I’m quite surprised I am not now searching for a new job. Along with this profile I’m trying to not lose any data from I also have dozens of workstations to fix (update) at another location in short order, three ISP changes at other centers, a shipping printer that needs a minor reconfiguration, intermittent email connection issues, and of course personal life stuff like everyone. Pardon me if I don’t make everything available to you on your iPad, Mr. Salesperson. I’m sorry you don’t want to carry your company provided laptop that is newer than my desktop, but get over it. I’m working on making iPad-only a reality, but business processes and the imminent prom season kinda puts your wishes on the back burner.

Yup, this is me venting. Yup, future employers probably won’t like this post. Hell, if my current employer reads it I’m probably fired. I think it’s good to have a vent though and maybe this shows I effectively deal with stress in a positive way rather than blowing up at people…? I don’t know, but now I’ve vented.

Why, herro, SIUC

So, I’m now a student at SIUC. I’m attempting to gain a bachelor of science in Information Systems. To be honest, I’m thinking this is a lofty goal. My time constraints are pretty tight, and so I’m afraid that my coursework may suffer as a result.

60 hours/week driving and working.

56 hours/week sleeping (I wish).

20 hours/week dedicated to family.

That’s 136 hours per week already tied up. Now if I add in the recommended time for coursework @ 48 hours/week, I’m up to 184 hours out of 168 used up. I’m already negative and I haven’t included anything for just relaxing. I suppose if I reduce sleep to 6 hours/night then I should be able to make it. Still, I’m thinking this may have been a severe lapse in judgment on my part. Time will tell.

There are no jobs in America, and it is your fault

Go read this Time article. Yes, I know, I’m horrible for asking you to read.

Go read #3. Read it again. Once more now.

Why is our country hosed? Because the companies (executives) are here collecting fat paychecks. We peons are scraping to get by and buying crap at Wal-Mart, Target, Sears, etc. that is made in China. Hence middle-class jobs are gone. The execs get richer, and we have no middle-class anymore.

But that’s okay, you go save $1.25 on your toothbrushes while the Chinese buy your country with your money.

Germany has the right idea by supporting companies that produce/invest in-country. THAT is what we need here and now. Continental in Mount Vernon is German-owned. Guess what – if they can get a part from Germany instead of buying it up the street, they do it.

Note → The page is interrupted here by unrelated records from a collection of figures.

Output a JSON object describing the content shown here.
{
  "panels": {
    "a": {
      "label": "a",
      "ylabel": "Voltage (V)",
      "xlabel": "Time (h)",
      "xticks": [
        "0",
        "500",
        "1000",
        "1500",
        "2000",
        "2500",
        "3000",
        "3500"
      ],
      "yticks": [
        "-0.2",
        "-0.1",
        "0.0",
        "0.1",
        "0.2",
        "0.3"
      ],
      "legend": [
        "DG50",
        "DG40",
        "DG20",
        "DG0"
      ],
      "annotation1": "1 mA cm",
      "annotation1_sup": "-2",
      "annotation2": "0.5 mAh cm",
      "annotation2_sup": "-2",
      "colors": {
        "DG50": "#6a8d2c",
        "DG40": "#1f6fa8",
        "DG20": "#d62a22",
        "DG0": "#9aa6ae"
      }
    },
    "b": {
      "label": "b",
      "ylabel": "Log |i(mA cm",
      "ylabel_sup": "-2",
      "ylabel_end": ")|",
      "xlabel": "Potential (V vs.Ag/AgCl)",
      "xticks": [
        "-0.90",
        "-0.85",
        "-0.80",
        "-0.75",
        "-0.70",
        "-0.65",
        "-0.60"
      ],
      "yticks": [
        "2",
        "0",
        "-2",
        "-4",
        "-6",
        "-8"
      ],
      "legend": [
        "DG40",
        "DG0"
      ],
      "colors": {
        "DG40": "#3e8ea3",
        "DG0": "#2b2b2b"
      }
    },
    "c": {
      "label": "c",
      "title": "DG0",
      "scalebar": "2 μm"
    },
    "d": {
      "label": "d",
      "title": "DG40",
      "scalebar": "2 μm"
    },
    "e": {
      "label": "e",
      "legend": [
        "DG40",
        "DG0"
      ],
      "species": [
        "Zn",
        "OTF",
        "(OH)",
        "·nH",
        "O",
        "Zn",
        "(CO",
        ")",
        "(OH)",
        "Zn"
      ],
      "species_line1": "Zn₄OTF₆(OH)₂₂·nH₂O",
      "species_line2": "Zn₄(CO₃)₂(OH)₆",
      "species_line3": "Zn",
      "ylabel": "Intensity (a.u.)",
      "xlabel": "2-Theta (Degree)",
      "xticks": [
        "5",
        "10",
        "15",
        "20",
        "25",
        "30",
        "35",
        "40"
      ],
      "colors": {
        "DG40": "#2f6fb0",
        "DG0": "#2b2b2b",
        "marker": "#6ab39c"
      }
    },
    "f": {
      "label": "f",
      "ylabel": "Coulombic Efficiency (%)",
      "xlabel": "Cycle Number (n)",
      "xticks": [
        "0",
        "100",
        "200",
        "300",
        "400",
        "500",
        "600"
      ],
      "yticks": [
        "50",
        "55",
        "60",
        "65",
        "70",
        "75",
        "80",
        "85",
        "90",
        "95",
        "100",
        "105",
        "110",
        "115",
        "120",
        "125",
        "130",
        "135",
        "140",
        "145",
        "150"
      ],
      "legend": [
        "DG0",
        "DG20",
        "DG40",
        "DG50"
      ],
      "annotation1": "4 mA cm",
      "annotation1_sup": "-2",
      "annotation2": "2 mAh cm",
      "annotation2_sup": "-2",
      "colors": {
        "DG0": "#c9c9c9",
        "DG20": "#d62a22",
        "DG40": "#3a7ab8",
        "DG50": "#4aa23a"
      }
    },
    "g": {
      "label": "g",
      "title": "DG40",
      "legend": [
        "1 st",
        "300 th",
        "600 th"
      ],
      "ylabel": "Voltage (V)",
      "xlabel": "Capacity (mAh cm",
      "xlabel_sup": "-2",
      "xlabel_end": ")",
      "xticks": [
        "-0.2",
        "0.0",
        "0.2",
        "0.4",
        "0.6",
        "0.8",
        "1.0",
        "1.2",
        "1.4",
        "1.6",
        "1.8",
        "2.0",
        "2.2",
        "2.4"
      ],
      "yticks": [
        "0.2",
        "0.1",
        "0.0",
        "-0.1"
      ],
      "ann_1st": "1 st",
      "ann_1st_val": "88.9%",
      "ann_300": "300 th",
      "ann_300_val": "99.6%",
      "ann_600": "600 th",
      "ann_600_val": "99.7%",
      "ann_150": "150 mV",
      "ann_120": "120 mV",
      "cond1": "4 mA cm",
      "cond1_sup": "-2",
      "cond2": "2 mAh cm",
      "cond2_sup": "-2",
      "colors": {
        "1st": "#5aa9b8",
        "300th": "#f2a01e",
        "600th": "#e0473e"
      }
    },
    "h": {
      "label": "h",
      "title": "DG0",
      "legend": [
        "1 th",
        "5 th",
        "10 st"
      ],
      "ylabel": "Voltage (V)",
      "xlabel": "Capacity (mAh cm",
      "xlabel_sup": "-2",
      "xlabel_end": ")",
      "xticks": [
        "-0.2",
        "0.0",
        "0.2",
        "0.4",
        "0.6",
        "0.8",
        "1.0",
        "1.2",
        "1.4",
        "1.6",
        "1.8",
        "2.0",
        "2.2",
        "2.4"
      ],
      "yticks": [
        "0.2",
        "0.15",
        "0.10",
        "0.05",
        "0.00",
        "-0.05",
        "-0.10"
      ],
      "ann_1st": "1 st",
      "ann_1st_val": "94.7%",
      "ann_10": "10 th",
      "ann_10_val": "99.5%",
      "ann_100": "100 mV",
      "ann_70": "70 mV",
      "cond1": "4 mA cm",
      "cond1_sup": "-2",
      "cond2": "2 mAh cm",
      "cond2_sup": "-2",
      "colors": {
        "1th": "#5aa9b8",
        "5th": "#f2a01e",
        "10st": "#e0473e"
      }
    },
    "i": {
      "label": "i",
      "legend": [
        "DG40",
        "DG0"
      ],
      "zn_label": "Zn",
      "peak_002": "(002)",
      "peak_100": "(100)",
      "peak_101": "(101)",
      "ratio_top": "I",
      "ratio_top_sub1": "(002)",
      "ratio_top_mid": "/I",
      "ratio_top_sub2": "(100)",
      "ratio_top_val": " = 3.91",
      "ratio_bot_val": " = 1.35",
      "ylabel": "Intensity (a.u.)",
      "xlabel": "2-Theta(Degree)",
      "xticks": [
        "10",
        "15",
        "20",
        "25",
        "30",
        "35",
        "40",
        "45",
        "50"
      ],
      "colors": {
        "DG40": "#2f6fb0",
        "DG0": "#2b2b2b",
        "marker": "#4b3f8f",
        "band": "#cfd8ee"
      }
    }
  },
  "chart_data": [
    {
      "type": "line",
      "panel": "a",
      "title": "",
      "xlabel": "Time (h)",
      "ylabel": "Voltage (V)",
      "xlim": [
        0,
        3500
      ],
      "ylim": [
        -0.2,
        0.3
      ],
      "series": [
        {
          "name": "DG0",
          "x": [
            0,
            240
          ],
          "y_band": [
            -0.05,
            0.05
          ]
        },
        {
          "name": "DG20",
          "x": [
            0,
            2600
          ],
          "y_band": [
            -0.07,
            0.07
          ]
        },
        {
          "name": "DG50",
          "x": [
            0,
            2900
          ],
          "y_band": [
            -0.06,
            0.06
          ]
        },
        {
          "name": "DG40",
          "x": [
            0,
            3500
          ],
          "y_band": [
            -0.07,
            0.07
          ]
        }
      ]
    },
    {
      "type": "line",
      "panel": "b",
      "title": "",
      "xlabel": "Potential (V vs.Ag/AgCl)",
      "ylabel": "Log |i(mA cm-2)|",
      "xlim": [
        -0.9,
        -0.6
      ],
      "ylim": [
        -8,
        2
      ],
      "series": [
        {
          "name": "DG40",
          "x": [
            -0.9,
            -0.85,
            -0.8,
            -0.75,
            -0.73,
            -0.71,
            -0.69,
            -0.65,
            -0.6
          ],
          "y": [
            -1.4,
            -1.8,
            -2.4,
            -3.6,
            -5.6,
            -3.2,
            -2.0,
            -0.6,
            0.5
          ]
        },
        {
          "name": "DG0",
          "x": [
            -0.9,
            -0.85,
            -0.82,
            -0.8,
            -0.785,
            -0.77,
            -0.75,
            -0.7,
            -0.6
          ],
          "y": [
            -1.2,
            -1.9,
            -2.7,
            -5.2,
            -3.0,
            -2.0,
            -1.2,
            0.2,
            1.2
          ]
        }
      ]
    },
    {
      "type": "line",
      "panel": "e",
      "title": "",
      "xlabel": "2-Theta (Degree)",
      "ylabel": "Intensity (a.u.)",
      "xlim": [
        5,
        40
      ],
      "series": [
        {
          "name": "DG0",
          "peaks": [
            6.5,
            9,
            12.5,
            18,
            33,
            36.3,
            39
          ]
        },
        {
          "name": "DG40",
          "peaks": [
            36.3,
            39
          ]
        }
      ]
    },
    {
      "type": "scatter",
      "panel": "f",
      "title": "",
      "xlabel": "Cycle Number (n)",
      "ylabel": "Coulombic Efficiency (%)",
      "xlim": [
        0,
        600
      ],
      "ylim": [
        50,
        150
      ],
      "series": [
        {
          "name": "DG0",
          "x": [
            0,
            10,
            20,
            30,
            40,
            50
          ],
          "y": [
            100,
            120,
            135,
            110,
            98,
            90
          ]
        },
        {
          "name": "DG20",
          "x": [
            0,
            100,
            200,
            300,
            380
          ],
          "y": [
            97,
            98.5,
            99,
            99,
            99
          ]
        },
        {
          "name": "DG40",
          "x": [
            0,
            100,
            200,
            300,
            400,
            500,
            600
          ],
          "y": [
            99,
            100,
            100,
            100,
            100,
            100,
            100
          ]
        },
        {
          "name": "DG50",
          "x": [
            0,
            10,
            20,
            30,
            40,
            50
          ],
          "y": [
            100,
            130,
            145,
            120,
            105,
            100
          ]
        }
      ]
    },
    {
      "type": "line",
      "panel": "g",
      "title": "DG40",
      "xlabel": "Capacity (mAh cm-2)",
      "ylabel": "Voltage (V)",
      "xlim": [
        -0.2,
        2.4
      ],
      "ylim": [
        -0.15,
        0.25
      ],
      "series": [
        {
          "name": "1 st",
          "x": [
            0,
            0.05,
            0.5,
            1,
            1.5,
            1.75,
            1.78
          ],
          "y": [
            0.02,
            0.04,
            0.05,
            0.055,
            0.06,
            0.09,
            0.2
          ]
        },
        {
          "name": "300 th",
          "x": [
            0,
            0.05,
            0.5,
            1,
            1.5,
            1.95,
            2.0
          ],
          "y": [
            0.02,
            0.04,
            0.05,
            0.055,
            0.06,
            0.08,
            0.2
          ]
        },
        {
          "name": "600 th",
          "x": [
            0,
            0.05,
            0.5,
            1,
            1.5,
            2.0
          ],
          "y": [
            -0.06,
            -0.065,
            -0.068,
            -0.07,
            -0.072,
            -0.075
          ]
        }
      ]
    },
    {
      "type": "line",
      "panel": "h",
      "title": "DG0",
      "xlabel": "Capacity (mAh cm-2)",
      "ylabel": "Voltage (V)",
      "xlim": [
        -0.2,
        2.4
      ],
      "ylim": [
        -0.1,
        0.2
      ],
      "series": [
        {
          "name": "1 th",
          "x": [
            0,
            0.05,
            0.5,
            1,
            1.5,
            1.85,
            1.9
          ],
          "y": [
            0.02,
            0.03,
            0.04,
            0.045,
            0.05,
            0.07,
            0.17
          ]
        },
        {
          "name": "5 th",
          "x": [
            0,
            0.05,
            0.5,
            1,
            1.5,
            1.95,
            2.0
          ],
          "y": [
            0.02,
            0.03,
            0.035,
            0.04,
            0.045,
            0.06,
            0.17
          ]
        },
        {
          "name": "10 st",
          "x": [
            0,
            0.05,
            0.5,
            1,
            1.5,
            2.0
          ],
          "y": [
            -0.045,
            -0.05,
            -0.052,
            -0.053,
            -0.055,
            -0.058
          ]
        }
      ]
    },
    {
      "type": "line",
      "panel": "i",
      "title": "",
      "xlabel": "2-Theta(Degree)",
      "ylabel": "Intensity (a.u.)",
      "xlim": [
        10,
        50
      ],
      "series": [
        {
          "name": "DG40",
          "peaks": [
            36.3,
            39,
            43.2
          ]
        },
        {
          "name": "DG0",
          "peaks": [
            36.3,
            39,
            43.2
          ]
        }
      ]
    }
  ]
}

THAT is how you keep an economy going.

PC work? Not for you.

The following story is true to my best recollection, and happened a couple of years ago.

I  shy away from working on personal computers for one major reason – people who are sue-happy. A PC is a machine, it breaks mechanically as well as by software. Had a woman who asked me to look at a PC, I did, and after I had her reboot, it would not come up. I left, after doing nothing to the PC other than plugging in a USB thumb drive (software tools I commonly use are on the thumb drive).

She told me I had broken it and needed to pay to have it replaced after her ‘friend’ she gets weed from said it was non-repairable. We had a few missed phone calls back and forth, but I offered to pay 1/2 of the repair cost at a neutral shop to be nice. I should point out that she suggested I buy her a ~$1,500 laptop to replace the 5+ year old desktop her weed-buddy said I broke.

Then she contacted the MVPD who told her(according to her message) that I had likely downloaded personal information from her PC using my thumb drive (thanks for that, MVPD), and was a criminal planning to exploit that information. Finally she left me a message that said she had ‘better not find me out anywhere’ and that I should ‘come back by her house because her dogs have something for me’.

Long story short, I’m shying away from doing PC work for anyone other than immediate family. Until I am incorporated and have a much better liability policy, my family cannot afford the risk even though I love helping people.

I won’t mention her company for fear of being sued, but her family runs a local pest control company named ACME, beware.